The QCD lagrangian has a $SU(N_{f})$ vectorial symmetry, which is explicitly broken by the difference in quark current masses. If this symmetry was exact ($m_{u}=m_{d}=m_{s}$...) the charges associated with these transformations would be conserved.
In my view, these charges are the number of each quark flavour, so if the current masses were equal, processes that "create" or "destroy" flavour numbers would be forbidden?
You may well be misunderstanding several things. The $N_f^2-1$ flavor charges do no count flavors.
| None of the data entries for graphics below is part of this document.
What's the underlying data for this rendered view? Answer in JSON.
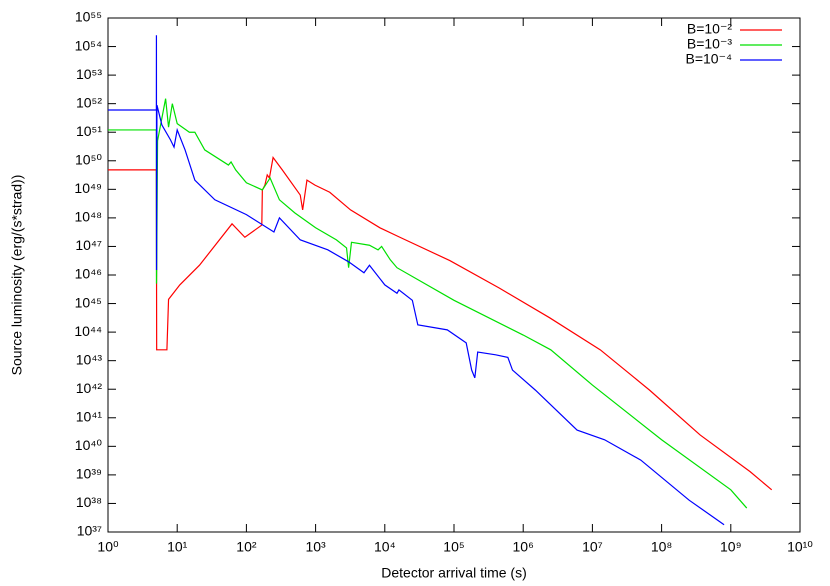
{
  "chart_data": {
    "type": "line",
    "x_label": "Detector arrival time (s)",
    "y_label": "Source luminosity (erg/(s*strad))",
    "log_x": true,
    "log_y": true,
    "legend": "top-right",
    "xlim": [
      1,
      10000000000
    ],
    "ylim": [
      1e+37,
      1e+55
    ],
    "xticks": [
      {
        "value": 1,
        "label": "10⁰"
      },
      {
        "value": 10,
        "label": "10¹"
      },
      {
        "value": 100,
        "label": "10²"
      },
      {
        "value": 1000,
        "label": "10³"
      },
      {
        "value": 10000,
        "label": "10⁴"
      },
      {
        "value": 100000,
        "label": "10⁵"
      },
      {
        "value": 1000000,
        "label": "10⁶"
      },
      {
        "value": 10000000,
        "label": "10⁷"
      },
      {
        "value": 100000000,
        "label": "10⁸"
      },
      {
        "value": 1000000000,
        "label": "10⁹"
      },
      {
        "value": 10000000000,
        "label": "10¹⁰"
      }
    ],
    "yticks": [
      {
        "value": 1e+37,
        "label": "10³⁷"
      },
      {
        "value": 1e+38,
        "label": "10³⁸"
      },
      {
        "value": 1e+39,
        "label": "10³⁹"
      },
      {
        "value": 1e+40,
        "label": "10⁴⁰"
      },
      {
        "value": 1e+41,
        "label": "10⁴¹"
      },
      {
        "value": 1e+42,
        "label": "10⁴²"
      },
      {
        "value": 1e+43,
        "label": "10⁴³"
      },
      {
        "value": 1e+44,
        "label": "10⁴⁴"
      },
      {
        "value": 1e+45,
        "label": "10⁴⁵"
      },
      {
        "value": 1e+46,
        "label": "10⁴⁶"
      },
      {
        "value": 1e+47,
        "label": "10⁴⁷"
      },
      {
        "value": 1e+48,
        "label": "10⁴⁸"
      },
      {
        "value": 1e+49,
        "label": "10⁴⁹"
      },
      {
        "value": 1e+50,
        "label": "10⁵⁰"
      },
      {
        "value": 1e+51,
        "label": "10⁵¹"
      },
      {
        "value": 1e+52,
        "label": "10⁵²"
      },
      {
        "value": 1e+53,
        "label": "10⁵³"
      },
      {
        "value": 1e+54,
        "label": "10⁵⁴"
      },
      {
        "value": 1e+55,
        "label": "10⁵⁵"
      }
    ],
    "series": [
      {
        "name": "B=10⁻²",
        "color": "#ff0000",
        "x": [
          1,
          5,
          5.05,
          7.1,
          7.5,
          10.9,
          21,
          62,
          95,
          167,
          170,
          185,
          200,
          215,
          243,
          330,
          600,
          650,
          750,
          980,
          1600,
          3200,
          8500,
          16500,
          87000,
          450000,
          2400000,
          13000000,
          67000000,
          360000000,
          1900000000,
          3900000000
        ],
        "values": [
          4.8e+49,
          4.8e+49,
          2.4e+43,
          2.4e+43,
          1.4e+45,
          4.5e+45,
          2.2e+46,
          6.2e+47,
          2.1e+47,
          5.6e+47,
          9.5e+48,
          1.4e+49,
          3.2e+49,
          2.5e+49,
          1.3e+50,
          4.8e+49,
          6.3e+48,
          1.9e+48,
          2.1e+49,
          1.4e+49,
          7.9e+48,
          1.9e+48,
          4.5e+47,
          2.1e+47,
          3.2e+46,
          3.5e+45,
          3.2e+44,
          2.4e+43,
          9.3e+41,
          2.5e+40,
          1.3e+39,
          3e+38
        ]
      },
      {
        "name": "B=10⁻³",
        "color": "#00e000",
        "x": [
          1,
          5,
          5.02,
          5.05,
          5.2,
          6.8,
          7.5,
          8.5,
          10,
          15,
          18,
          25,
          55,
          60,
          70,
          100,
          170,
          220,
          300,
          500,
          1000,
          2000,
          2800,
          3000,
          3300,
          6000,
          8000,
          9000,
          12000,
          15000,
          100000,
          1000000,
          2500000,
          10000000,
          100000000,
          1000000000,
          1700000000
        ],
        "values": [
          1.2e+51,
          1.2e+51,
          5e+45,
          1.5e+46,
          5e+50,
          1.5e+52,
          1.5e+51,
          1e+52,
          2e+51,
          1e+51,
          1e+51,
          2.4e+50,
          7.1e+49,
          9.1e+49,
          4.8e+49,
          1.7e+49,
          9.5e+48,
          2.5e+49,
          4.3e+48,
          1.5e+48,
          4.5e+47,
          1.7e+47,
          8.9e+46,
          1.8e+46,
          1.4e+47,
          1.1e+47,
          7.6e+46,
          1e+47,
          3.4e+46,
          1.8e+46,
          1.3e+45,
          7.9e+43,
          2.4e+43,
          1.4e+42,
          1.7e+40,
          3e+38,
          6.9e+37
        ]
      },
      {
        "name": "B=10⁻⁴",
        "color": "#0000ff",
        "x": [
          1,
          5,
          5.01,
          5.03,
          5.1,
          6,
          8,
          9,
          10,
          13,
          18,
          35,
          100,
          250,
          300,
          600,
          1500,
          3000,
          5000,
          6000,
          10000,
          15000,
          16000,
          25000,
          30000,
          80000,
          150000,
          180000,
          200000,
          220000,
          400000,
          600000,
          700000,
          1500000,
          6000000,
          15000000,
          50000000,
          250000000,
          800000000
        ],
        "values": [
          6e+51,
          6e+51,
          2.5e+54,
          1.5e+46,
          8.9e+51,
          1.8e+51,
          5.4e+50,
          3e+50,
          1.2e+51,
          2.4e+50,
          2.1e+49,
          4.3e+48,
          1.3e+48,
          3.2e+47,
          1e+48,
          1.7e+47,
          7.6e+46,
          2.9e+46,
          1.2e+46,
          2.2e+46,
          4.5e+45,
          2.3e+45,
          3e+45,
          1.3e+45,
          1.8e+44,
          1.2e+44,
          4.2e+43,
          4.7e+42,
          2.5e+42,
          2e+43,
          1.6e+43,
          1.3e+43,
          4.7e+42,
          9.3e+41,
          3.7e+40,
          1.7e+40,
          3.3e+39,
          1.3e+38,
          1.8e+37
        ]
      }
    ]
  }
}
It is easiest for you to see that by imagining a world of just two flavors, u and d, namely isospin, for $N_f=2$. Then the three generators/charges effect infinitesimal flavor rotations and are just the three Pauli matrices.
So you see that $\sigma_1$ just interchanges (infinitesimally; or via a $\pi/2$ finite rotation!) us with ds, and $\sigma_3$ counts us with a + sign and ds with a - sign. By the unitarity of the construction, they preserve the total number of quarks, but scramble their flavors.
In fact, the flavor projector matrices are not traceless, as the SU(N) generators/charges should be, so they cannot be built out of linear combinations of these generators. So $\bar u u$, $\bar d d$, $\bar s s$, ..., are not conserved charges (densities), even for complete degeneracy of masses.